7) Central U.S. Winter Storm. February 19-24. The vast storm spread snow from California to Maine, dumping the heaviest snow in 50 years on Wichita, Kansas, and lashing the Southeast with heavy rains. Up to 22 inches snow in Kansas.
8) Plains to Great Lakes Winter Storm. April 8-12. This enormous storm system left over a foot of snow from Wyoming to Minnesota, including record snows in South Dakota. Large hail and tornadoes struck the Plains and South.
9) Plains to Northeast Winter Storm. February 24-28. This storm blanketed at least 11 states with one foot or more of snow, setting February snowfall records in northern Texas (19 inches in Amarillo) and bringing whiteout conditions to Denver.
10) Midwest Tornado Outbreak. November 17. One of the three most destructive November outbreaks on record resulted in 65 twisters, including the EF4 that destroyed large parts of Washington, IL.
Below is the abbreviated top 10 international list:
1) Super Typhoon Haiyan Philippines. November 8. One of most powerful storms to ever make landfall. 7,800 dead or missing.
2) Central Europe Spring Floods. Late May-early June. 25 dead. $22 billion in economic losses.
3) Flash Flooding Northern India. June 16-17. Estimated 6,500 dead.
4) East Asia Summer Heat Wave and Drought. July-August. Hottest August on record in China and South Korea. China drought damage $10 billion.

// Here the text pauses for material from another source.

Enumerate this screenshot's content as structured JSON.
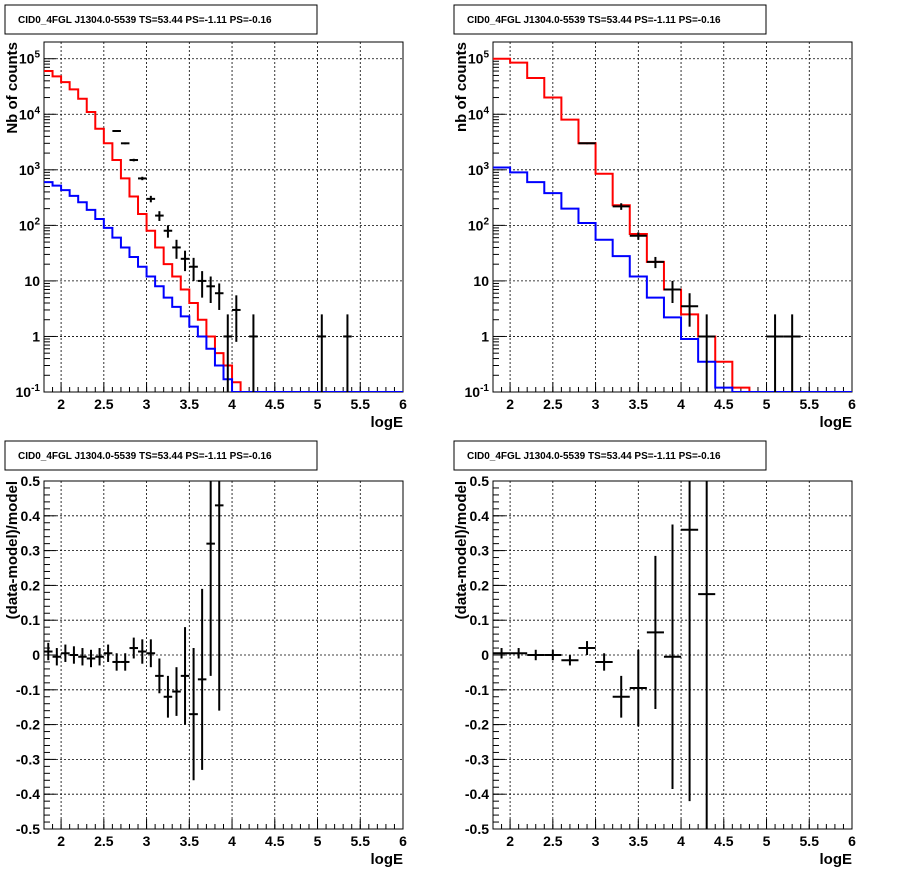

5) Summer Heat Wave Australia. Hottest day (January 7), hottest month (January) and hottest summer (December-February). Numerous wildfires.
6) Typhoon Fitow in China. October 6. One of nine typhoons making landfall in China. Strongest October landfalling storm since 1949.
7) Northeast Brazil Drought. January-June. Devastating impact on livestock and crops. $8 billion cost.
8) Alberta Canada Flood. June 20-21. Most of downtown Calgary submerged in Canada's most expensive flooding disaster.
9) Cyclone Phailin in India. October 12. Strongest cyclone to cross India's coast since 1999.
10) Hurricane Manuel in Mexico. September 15-19. Tens of thousands displaced by floods and landslides that left 169 dead on the Pacific coast. Tropical Storm Ingrid made landfall nearly the same time on the Atlantic coast.
Note: Dollar damage figures provided by Aon Benfield, a reinsurance brokerage firm.